On voit ainsi se définir le lit comme unité de compte de la gestion hospitalière, même si, dans certaines structures, un lit pouvait accueillir jusqu’à 5 personnes

Jean-René Ladurée

Docteur en Histoire du Moyen-Âge, Chargé de cours en Histoire du Moyen-Âge, Université Catholique de l’Ouest

Aux origines de l’institution hospitalière.

Les origines antiques de l’hospitalité.

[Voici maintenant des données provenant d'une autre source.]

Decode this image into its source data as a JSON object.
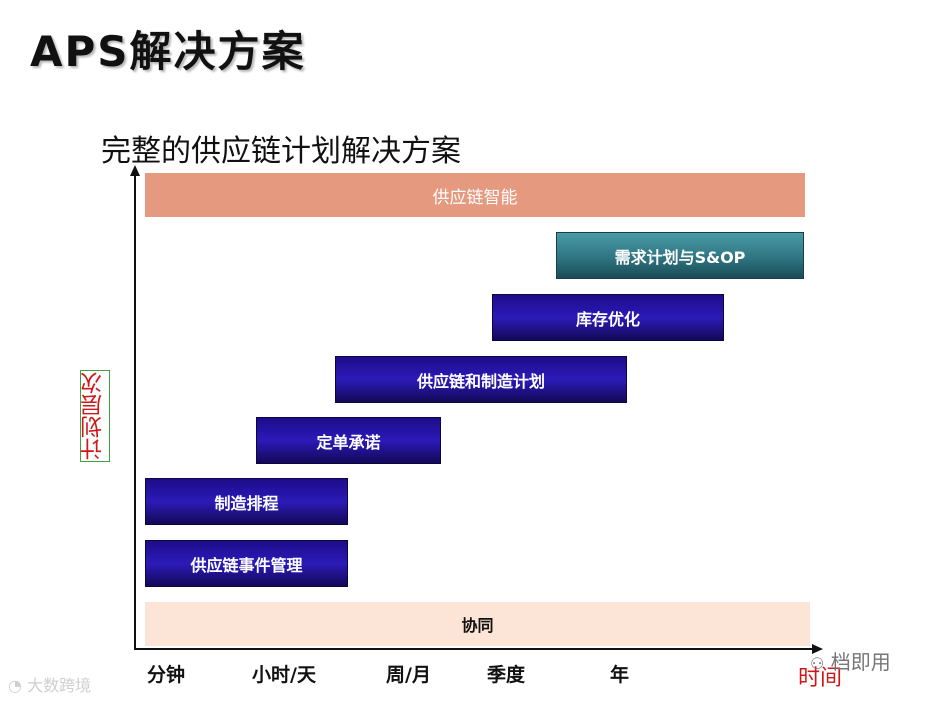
{
  "slide": {
    "title": "APS解决方案",
    "subtitle": "完整的供应链计划解决方案"
  },
  "diagram": {
    "y_axis_label": "计划层次",
    "x_axis_label": "时间",
    "x_ticks": [
      "分钟",
      "小时/天",
      "周/月",
      "季度",
      "年"
    ],
    "bars": {
      "intelligence": "供应链智能",
      "demand": "需求计划与S&OP",
      "inventory": "库存优化",
      "supply": "供应链和制造计划",
      "promise": "定单承诺",
      "scheduling": "制造排程",
      "event": "供应链事件管理",
      "collaboration": "协同"
    },
    "colors": {
      "intelligence_bar": "#e59a80",
      "collaboration_bar": "#fce4d6",
      "purple_bar": "#2a1aa8",
      "teal_bar": "#2f7582",
      "axis_label": "#d01717"
    }
  },
  "watermarks": {
    "left": "大数跨境",
    "right": "档即用"
  }
}
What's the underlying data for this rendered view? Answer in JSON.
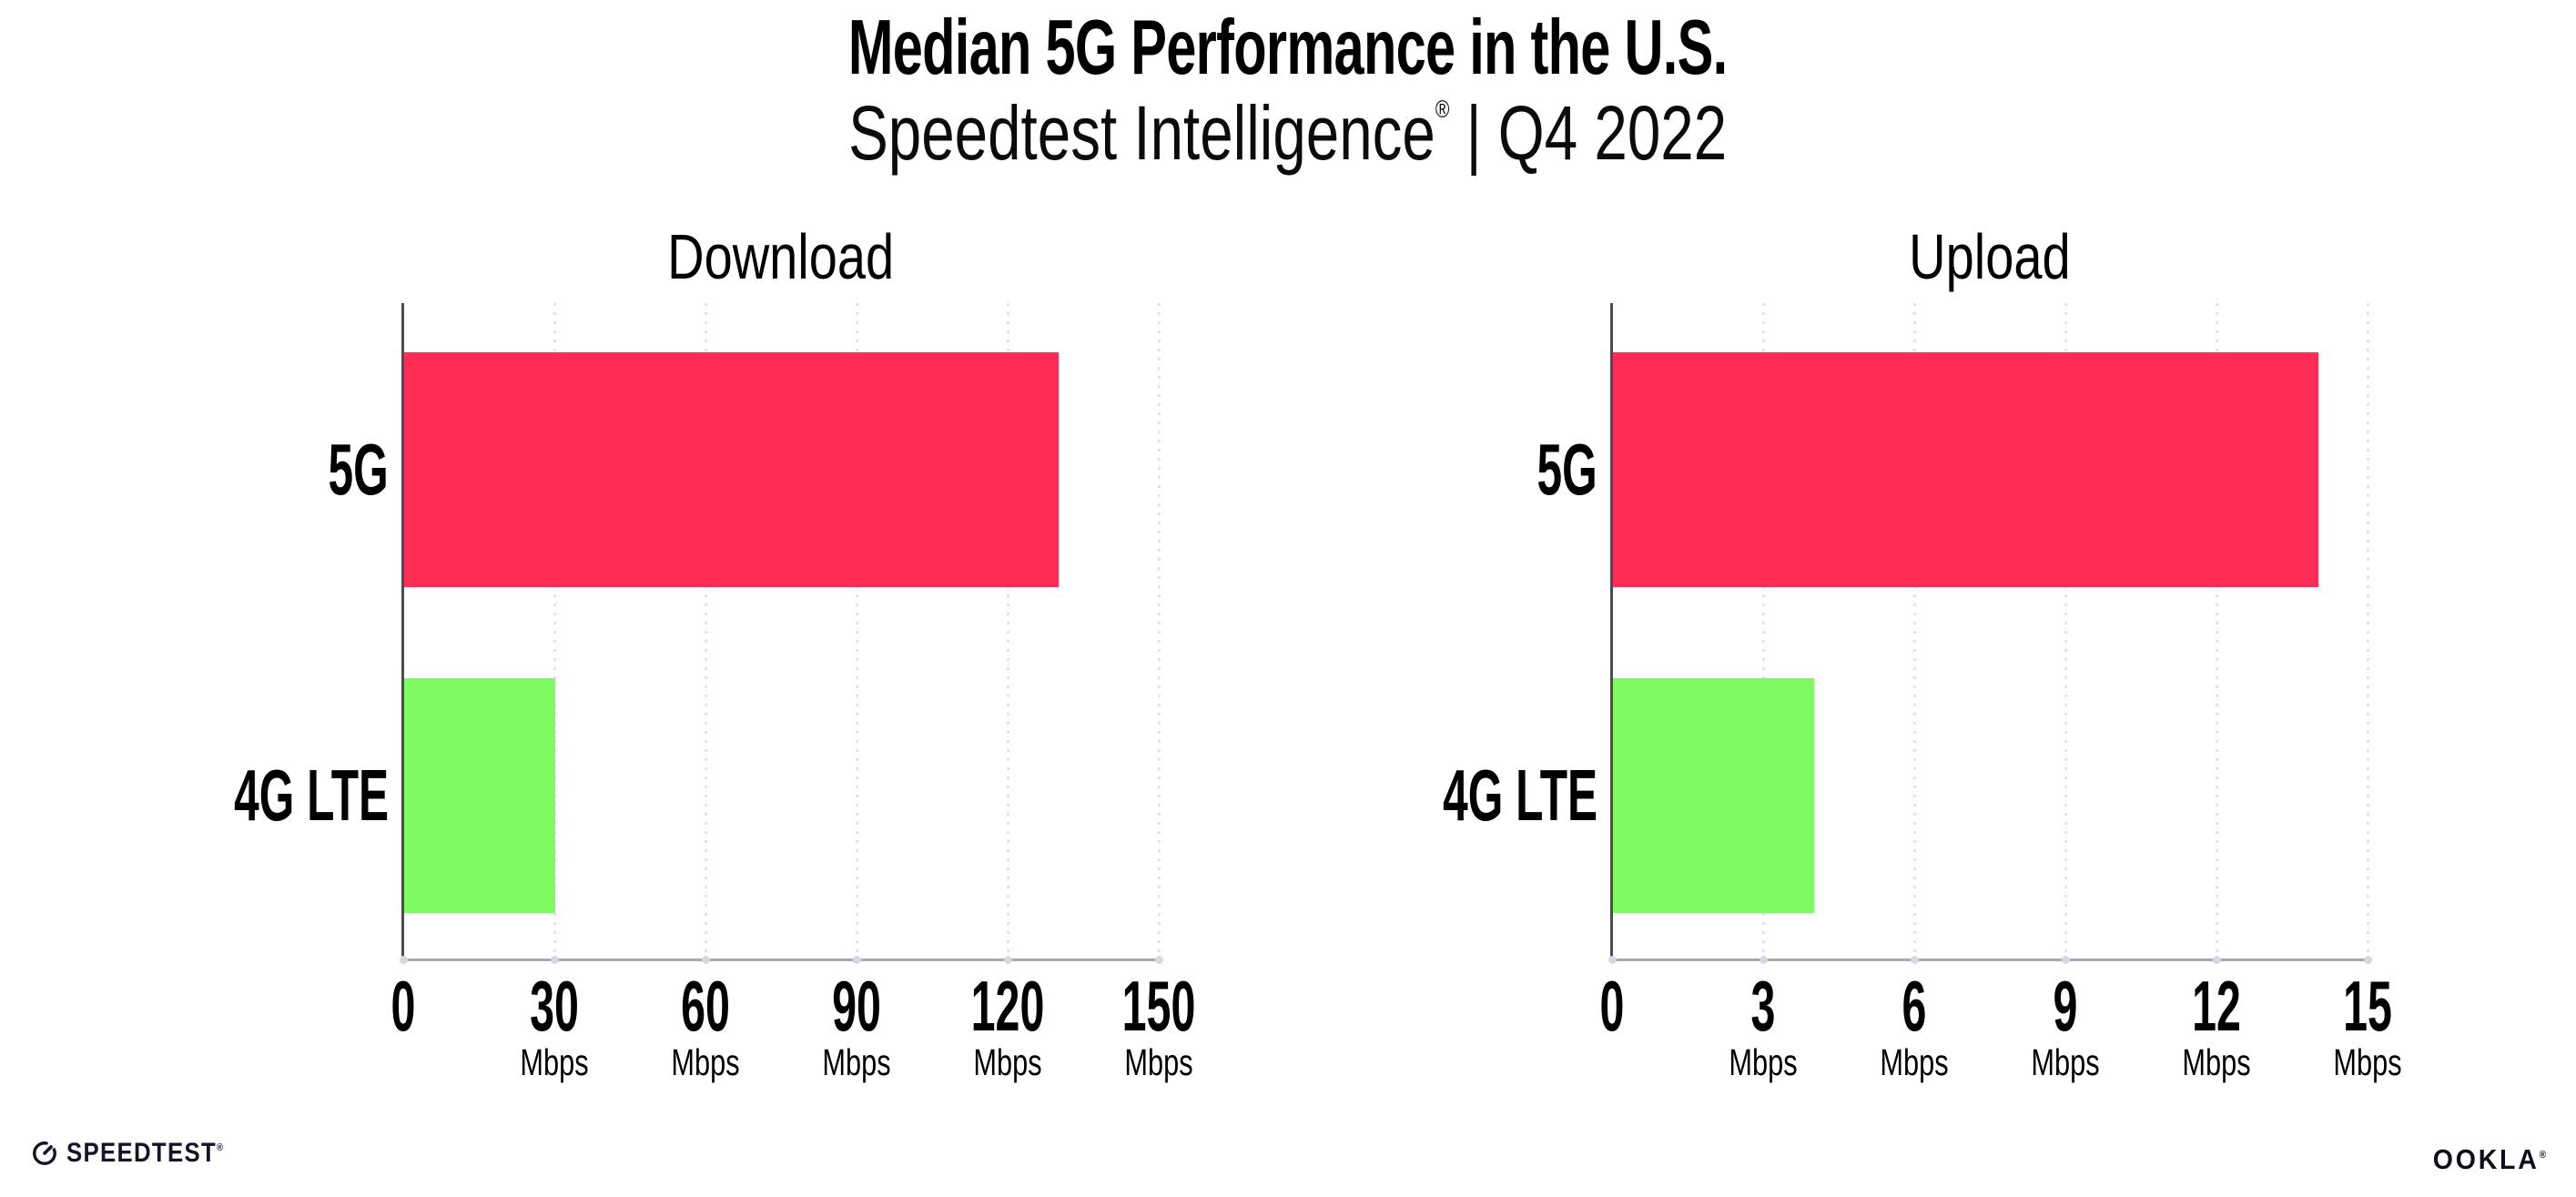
{
  "page": {
    "title": "Median 5G Performance in the U.S.",
    "subtitle": {
      "brand": "Speedtest Intelligence",
      "reg": "®",
      "rest": " | Q4 2022"
    }
  },
  "colors": {
    "bar_5g": "#FF2D55",
    "bar_4g_lte": "#80FA62",
    "gridline": "#E2E2EC",
    "x_axis": "#A8A8B0",
    "y_axis": "#4C4C54",
    "tick_dot": "#D6D6E4",
    "text": "#000000"
  },
  "chart_data": [
    {
      "type": "bar",
      "orientation": "horizontal",
      "title": "Download",
      "unit": "Mbps",
      "xlim": [
        0,
        150
      ],
      "xticks": [
        0,
        30,
        60,
        90,
        120,
        150
      ],
      "categories": [
        "5G",
        "4G LTE"
      ],
      "values": [
        130,
        30
      ],
      "bar_colors": [
        "#FF2D55",
        "#80FA62"
      ],
      "grid": "dotted-vertical",
      "legend": "none"
    },
    {
      "type": "bar",
      "orientation": "horizontal",
      "title": "Upload",
      "unit": "Mbps",
      "xlim": [
        0,
        15
      ],
      "xticks": [
        0,
        3,
        6,
        9,
        12,
        15
      ],
      "categories": [
        "5G",
        "4G LTE"
      ],
      "values": [
        14,
        4
      ],
      "bar_colors": [
        "#FF2D55",
        "#80FA62"
      ],
      "grid": "dotted-vertical",
      "legend": "none"
    }
  ],
  "footer": {
    "speedtest_label": "SPEEDTEST",
    "speedtest_mark": "®",
    "ookla_label": "OOKLA",
    "ookla_mark": "®"
  }
}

Étymologiquement, le terme hôpital s’est formé comme ceux d’hospice ou d’hospitalité sur le terme latin de hospes, hospitis signifiant à la fois «celui qui reçoit» et «celui qui est reçu». Autrement dit, l’hôpital se veut avant tout être un lieu d’accueil, c’est-à-dire d’hospitalité. Cette ambiguïté de terme aura traversé toute l’histoire de l’institution hospitalière jusqu’au XIXème siècle, période à laquelle l’hôpital se médicalise et même se laïcise. Pourtant, ce mouvement est très variable d’une région à l’autre du monde et très évolutif dans le temps. À l’époque antique, il n’existe pas encore d’hôpital et l’hospitalité se conçoit quasi exclusivement dans un contexte familial et privé, même s’il faut signaler l’existence de lieux d’accueil public. Ainsi, chez les Grecs anciens, le sanctuaire d’Asclépios, dieu guérisseur, attire de nombreux pèlerins venus se faire soigner par des médecins parfois très réputés, alors que chez les Romains, des infirmeries militaires nommées valetudinarium étaient spécifiquement destinées à recevoir des soldats malades.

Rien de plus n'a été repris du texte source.